Meet Danielle George

Danielle is a professor of Microwave Engineering and Vice Dean in the Faculty of Science and Engineering at the University of Manchester. Danielle’s research is dedicated to solving one the 14 world engineering grand challenges of the 21st century; engineering the tools for scientific discovery. She has a PhD in Electronic Engineering and is Deputy President and on the Board of Trustees of the IET. She was appointed Member of the Order of the British Empire and the Royal Academy of Engineering Rooke in 2016, the Harold Hartley Medal in 2017 and the Royal Society Michael Faraday Medal in 2018.

Danielle has contributed to the design and development of some of the most sensitive instruments ever produced for radio astronomy, and her research interests have recently expanded into communications in aerospace and wireless sensor networks. She has delivered a number of TED talks and appeared on various BBC documentaries, including alongside Professor Stephen Hawking.

Find out more about Danielle in the profile below:

1. Who inspired you get into Electronics? Was it a teacher, someone on TV or even a parent or relation?

I think it was my parents’ willingness to always be ready to find out answers with me when I always asked “Why?”.

2. How would you explain to young people what Electronics is and its importance?

For me Electronics is putting my Maths and Physics to work; making electrical circuits to solve the engineering grand challenges and change the world.

3. What is the best thing about your job?

Every day is different and you’re never sure what you’ll get asked!

4. What is exciting about Electronics at the moment?

So many things! For me it is about miniaturizing circuits and pushing the frequency high and higher. Imagine where you could put nano-scale sized circuits?!

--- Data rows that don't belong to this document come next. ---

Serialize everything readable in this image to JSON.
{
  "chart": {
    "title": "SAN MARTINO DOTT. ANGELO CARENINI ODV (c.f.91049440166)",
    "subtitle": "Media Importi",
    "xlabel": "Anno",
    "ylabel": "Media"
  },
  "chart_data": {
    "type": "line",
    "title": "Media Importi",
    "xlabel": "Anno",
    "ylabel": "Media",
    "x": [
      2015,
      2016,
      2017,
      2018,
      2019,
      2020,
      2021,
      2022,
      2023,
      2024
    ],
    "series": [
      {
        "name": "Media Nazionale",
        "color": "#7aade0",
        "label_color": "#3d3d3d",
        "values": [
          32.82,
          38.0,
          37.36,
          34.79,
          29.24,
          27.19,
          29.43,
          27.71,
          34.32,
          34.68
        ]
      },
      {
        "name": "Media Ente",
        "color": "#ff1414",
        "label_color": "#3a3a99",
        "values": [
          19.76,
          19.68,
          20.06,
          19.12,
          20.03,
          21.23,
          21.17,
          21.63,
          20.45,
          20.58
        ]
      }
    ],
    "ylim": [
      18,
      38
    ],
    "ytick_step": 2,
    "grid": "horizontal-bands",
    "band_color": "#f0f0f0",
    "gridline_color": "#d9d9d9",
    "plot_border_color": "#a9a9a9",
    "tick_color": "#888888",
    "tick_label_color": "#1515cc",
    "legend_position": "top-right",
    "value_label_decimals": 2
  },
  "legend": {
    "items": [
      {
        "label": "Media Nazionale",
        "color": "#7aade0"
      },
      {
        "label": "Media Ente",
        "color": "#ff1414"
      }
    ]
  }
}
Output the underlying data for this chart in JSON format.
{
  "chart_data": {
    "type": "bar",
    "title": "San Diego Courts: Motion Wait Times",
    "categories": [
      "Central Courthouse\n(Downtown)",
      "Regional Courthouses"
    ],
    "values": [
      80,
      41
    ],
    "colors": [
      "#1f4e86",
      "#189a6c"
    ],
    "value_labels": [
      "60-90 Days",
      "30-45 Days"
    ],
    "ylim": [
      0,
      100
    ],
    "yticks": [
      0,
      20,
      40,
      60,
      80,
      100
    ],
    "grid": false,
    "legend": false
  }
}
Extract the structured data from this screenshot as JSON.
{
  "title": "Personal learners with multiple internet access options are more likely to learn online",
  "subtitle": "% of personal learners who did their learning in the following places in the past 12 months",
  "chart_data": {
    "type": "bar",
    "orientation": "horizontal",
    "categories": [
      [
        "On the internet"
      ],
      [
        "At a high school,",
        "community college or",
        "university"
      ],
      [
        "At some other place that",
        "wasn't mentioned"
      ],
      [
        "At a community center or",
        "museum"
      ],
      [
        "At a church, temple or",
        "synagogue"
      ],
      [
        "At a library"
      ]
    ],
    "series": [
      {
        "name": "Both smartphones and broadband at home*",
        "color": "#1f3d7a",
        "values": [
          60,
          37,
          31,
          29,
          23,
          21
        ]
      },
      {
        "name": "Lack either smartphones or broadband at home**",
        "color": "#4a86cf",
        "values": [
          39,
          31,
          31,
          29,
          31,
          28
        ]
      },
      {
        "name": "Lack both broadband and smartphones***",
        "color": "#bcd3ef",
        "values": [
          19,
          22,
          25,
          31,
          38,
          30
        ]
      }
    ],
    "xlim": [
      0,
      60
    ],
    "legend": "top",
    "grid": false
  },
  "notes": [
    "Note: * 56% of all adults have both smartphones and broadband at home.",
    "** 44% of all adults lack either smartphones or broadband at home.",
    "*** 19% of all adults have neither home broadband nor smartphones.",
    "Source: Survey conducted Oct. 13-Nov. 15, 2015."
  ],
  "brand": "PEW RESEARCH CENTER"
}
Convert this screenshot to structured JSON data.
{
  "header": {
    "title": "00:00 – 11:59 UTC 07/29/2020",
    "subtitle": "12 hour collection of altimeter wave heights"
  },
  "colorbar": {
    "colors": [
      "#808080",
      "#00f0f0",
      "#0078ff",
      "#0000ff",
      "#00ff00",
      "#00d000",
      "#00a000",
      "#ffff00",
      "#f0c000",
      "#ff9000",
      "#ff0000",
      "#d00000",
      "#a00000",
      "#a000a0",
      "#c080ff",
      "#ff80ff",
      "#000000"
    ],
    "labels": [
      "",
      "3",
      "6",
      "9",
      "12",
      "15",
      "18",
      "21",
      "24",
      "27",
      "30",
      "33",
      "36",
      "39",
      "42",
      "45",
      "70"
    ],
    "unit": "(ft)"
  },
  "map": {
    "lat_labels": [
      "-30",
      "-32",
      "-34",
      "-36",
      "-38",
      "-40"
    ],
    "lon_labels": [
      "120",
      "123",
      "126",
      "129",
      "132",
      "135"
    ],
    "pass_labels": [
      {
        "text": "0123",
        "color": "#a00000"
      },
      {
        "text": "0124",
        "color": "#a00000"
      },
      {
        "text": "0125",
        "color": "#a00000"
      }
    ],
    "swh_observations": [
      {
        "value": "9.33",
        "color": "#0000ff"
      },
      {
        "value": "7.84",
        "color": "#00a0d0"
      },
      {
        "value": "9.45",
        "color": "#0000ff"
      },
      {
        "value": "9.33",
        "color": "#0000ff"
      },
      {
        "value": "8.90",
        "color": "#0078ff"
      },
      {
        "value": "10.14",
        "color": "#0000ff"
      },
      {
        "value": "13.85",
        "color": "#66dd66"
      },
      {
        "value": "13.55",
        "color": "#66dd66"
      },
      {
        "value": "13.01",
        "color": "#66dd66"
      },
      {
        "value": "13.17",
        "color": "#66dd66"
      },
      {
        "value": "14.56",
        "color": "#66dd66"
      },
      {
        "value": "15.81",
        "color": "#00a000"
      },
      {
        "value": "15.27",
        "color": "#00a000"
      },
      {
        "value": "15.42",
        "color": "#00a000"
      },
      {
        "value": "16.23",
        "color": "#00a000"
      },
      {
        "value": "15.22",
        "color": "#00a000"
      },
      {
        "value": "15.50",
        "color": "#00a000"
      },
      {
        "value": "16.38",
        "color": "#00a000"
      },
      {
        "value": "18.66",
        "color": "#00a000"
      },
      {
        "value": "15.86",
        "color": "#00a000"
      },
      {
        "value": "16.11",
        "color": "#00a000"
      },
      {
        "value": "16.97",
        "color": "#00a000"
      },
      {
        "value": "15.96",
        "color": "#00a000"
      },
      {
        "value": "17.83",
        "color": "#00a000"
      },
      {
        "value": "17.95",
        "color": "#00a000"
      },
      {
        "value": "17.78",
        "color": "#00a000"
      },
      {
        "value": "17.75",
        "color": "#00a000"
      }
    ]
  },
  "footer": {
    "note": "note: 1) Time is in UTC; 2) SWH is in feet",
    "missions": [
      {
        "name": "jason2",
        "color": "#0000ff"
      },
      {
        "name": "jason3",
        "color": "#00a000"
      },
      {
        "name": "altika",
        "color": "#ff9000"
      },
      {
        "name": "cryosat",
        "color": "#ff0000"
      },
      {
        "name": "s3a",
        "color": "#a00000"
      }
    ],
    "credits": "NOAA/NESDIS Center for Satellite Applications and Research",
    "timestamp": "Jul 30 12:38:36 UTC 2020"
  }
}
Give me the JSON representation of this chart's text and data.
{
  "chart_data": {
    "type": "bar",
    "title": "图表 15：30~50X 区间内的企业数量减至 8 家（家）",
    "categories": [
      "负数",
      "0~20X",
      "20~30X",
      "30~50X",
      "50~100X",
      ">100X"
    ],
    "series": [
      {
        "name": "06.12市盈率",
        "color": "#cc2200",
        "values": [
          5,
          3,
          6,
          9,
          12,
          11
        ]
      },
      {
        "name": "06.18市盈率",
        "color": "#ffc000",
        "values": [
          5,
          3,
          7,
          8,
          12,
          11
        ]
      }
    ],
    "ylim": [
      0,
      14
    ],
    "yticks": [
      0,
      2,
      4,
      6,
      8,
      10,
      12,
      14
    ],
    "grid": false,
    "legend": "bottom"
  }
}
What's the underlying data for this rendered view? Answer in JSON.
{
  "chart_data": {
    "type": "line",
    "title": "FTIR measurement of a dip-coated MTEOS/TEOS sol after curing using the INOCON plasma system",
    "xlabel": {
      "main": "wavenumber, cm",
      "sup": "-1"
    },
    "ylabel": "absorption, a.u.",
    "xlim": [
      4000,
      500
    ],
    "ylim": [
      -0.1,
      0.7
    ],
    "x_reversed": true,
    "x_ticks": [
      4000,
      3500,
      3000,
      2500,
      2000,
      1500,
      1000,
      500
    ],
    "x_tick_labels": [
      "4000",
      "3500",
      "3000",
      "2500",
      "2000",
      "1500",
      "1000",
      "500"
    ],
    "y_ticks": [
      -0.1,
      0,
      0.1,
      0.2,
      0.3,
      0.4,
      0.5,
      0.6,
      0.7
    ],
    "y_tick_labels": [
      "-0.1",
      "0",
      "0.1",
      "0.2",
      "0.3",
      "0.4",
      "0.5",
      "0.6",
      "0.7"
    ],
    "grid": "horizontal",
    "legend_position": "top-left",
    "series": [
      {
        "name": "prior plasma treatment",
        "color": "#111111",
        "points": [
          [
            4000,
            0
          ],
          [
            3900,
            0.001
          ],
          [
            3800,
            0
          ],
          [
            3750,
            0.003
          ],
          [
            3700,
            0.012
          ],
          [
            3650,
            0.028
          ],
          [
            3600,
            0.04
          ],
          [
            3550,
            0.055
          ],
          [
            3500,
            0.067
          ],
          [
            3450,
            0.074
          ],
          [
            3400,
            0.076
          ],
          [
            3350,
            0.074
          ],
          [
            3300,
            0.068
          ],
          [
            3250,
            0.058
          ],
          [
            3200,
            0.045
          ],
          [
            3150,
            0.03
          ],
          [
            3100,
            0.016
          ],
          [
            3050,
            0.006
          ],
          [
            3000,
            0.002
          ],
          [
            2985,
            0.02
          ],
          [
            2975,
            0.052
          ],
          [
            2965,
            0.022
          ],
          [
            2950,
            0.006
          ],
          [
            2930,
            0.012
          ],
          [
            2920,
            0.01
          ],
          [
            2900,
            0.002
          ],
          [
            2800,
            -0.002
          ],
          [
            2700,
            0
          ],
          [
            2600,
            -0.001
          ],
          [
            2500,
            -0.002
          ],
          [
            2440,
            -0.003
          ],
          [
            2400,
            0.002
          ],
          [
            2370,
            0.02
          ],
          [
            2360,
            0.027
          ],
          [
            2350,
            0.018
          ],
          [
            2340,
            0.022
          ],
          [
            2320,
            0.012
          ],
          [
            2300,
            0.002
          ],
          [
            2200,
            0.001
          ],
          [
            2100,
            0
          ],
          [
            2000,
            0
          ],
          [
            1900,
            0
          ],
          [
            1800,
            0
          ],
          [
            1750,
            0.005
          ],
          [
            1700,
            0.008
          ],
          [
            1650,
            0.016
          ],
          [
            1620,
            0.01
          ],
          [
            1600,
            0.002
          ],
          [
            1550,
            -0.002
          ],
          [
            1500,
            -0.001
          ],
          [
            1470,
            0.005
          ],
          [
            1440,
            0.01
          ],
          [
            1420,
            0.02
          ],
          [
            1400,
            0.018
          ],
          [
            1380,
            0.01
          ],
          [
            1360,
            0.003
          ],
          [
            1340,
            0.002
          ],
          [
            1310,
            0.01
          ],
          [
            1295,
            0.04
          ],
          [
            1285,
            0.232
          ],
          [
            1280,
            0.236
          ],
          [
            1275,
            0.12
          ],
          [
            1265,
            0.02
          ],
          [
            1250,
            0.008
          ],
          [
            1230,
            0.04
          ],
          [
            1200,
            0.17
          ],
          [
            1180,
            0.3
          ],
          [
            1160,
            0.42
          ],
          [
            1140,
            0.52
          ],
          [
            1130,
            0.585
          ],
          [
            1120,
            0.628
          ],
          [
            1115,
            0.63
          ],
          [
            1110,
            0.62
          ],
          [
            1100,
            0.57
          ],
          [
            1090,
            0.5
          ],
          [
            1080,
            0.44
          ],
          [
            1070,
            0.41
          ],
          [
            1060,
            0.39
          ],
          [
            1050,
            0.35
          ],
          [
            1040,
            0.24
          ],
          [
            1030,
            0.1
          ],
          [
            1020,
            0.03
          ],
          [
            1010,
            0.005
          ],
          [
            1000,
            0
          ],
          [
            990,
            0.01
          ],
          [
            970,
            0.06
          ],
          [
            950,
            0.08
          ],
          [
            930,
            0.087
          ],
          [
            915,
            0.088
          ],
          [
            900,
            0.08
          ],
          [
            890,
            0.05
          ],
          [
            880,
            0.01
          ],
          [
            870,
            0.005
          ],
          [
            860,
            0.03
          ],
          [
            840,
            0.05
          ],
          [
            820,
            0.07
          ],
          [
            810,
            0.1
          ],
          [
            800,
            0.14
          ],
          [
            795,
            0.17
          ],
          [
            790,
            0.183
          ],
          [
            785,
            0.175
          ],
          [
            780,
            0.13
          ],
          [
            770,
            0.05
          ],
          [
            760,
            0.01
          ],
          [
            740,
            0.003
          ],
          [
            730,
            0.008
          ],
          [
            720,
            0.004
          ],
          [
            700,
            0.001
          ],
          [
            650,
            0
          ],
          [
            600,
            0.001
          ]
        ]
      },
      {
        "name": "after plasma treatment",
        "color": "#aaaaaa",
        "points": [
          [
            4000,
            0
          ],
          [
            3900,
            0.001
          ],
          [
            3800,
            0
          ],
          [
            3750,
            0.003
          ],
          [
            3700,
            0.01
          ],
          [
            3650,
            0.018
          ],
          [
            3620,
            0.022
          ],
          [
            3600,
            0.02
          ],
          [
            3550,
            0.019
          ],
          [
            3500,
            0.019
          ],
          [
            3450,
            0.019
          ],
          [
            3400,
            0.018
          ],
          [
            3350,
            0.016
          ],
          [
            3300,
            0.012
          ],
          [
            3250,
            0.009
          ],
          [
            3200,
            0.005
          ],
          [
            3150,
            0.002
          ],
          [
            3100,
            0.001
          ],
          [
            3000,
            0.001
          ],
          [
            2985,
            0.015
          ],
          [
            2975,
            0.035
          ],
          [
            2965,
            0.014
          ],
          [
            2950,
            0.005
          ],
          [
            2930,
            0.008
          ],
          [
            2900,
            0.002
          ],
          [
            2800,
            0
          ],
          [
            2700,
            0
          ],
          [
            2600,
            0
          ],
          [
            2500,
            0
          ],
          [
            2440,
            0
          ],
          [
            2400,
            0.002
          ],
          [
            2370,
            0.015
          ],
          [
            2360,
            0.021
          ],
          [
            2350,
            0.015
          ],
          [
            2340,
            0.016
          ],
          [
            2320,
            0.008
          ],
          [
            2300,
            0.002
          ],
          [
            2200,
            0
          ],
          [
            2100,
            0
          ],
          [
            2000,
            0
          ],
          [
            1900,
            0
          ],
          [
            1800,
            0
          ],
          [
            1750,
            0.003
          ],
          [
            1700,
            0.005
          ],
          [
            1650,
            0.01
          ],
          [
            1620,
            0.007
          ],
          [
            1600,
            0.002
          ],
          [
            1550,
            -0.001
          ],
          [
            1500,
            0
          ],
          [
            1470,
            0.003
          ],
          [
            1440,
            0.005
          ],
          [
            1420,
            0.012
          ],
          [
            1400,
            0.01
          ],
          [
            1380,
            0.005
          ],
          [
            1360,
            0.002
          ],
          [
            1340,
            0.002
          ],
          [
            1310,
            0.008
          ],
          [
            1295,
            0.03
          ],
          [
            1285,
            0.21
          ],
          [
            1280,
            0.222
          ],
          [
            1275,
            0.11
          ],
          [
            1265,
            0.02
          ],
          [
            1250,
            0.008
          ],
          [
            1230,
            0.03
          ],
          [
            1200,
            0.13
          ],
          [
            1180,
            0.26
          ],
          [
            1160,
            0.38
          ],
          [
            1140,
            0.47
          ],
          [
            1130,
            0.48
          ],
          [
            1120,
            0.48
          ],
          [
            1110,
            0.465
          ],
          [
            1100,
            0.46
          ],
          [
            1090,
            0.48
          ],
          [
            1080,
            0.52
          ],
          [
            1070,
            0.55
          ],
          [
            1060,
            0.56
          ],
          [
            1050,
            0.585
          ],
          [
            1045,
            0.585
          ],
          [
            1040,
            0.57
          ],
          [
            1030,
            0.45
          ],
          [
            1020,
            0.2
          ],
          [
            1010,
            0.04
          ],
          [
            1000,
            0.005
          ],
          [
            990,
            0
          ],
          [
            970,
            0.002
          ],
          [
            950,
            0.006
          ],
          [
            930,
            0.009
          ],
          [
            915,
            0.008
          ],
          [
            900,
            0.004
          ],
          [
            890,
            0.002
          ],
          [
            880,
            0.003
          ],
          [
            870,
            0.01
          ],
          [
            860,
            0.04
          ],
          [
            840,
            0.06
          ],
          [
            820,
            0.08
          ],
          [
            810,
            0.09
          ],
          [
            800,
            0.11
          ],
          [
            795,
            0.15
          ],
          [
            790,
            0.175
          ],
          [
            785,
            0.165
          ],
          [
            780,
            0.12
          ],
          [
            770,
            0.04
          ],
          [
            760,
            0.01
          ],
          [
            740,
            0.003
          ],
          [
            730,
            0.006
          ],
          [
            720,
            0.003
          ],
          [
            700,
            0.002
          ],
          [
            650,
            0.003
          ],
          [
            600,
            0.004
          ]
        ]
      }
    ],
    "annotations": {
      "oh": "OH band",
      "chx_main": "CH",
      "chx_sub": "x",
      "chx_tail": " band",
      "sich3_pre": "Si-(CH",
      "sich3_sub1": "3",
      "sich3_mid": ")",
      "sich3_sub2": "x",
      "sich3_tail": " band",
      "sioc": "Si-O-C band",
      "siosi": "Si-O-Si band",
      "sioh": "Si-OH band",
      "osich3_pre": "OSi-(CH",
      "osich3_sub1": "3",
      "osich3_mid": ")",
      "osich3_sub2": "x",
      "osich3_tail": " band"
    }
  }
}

5. Looking into your crystal ball, what is the next big trend for technology?

I think the medical sector is very interesting. Combining electronics with wireless technology, and making it all low cost, you could create diagnosis tools for every single person around the world. Sending electronic instruments/machines to places where you might not want to send a human is also very interesting (disaster zones, terrorist zones…). And of course my passion of using electronics to solve one of the 14 world engineering grand challenges: engineering the tools of scientific discovery. We are changing what we know about this world and the next thanks, to a large extent, to electronics.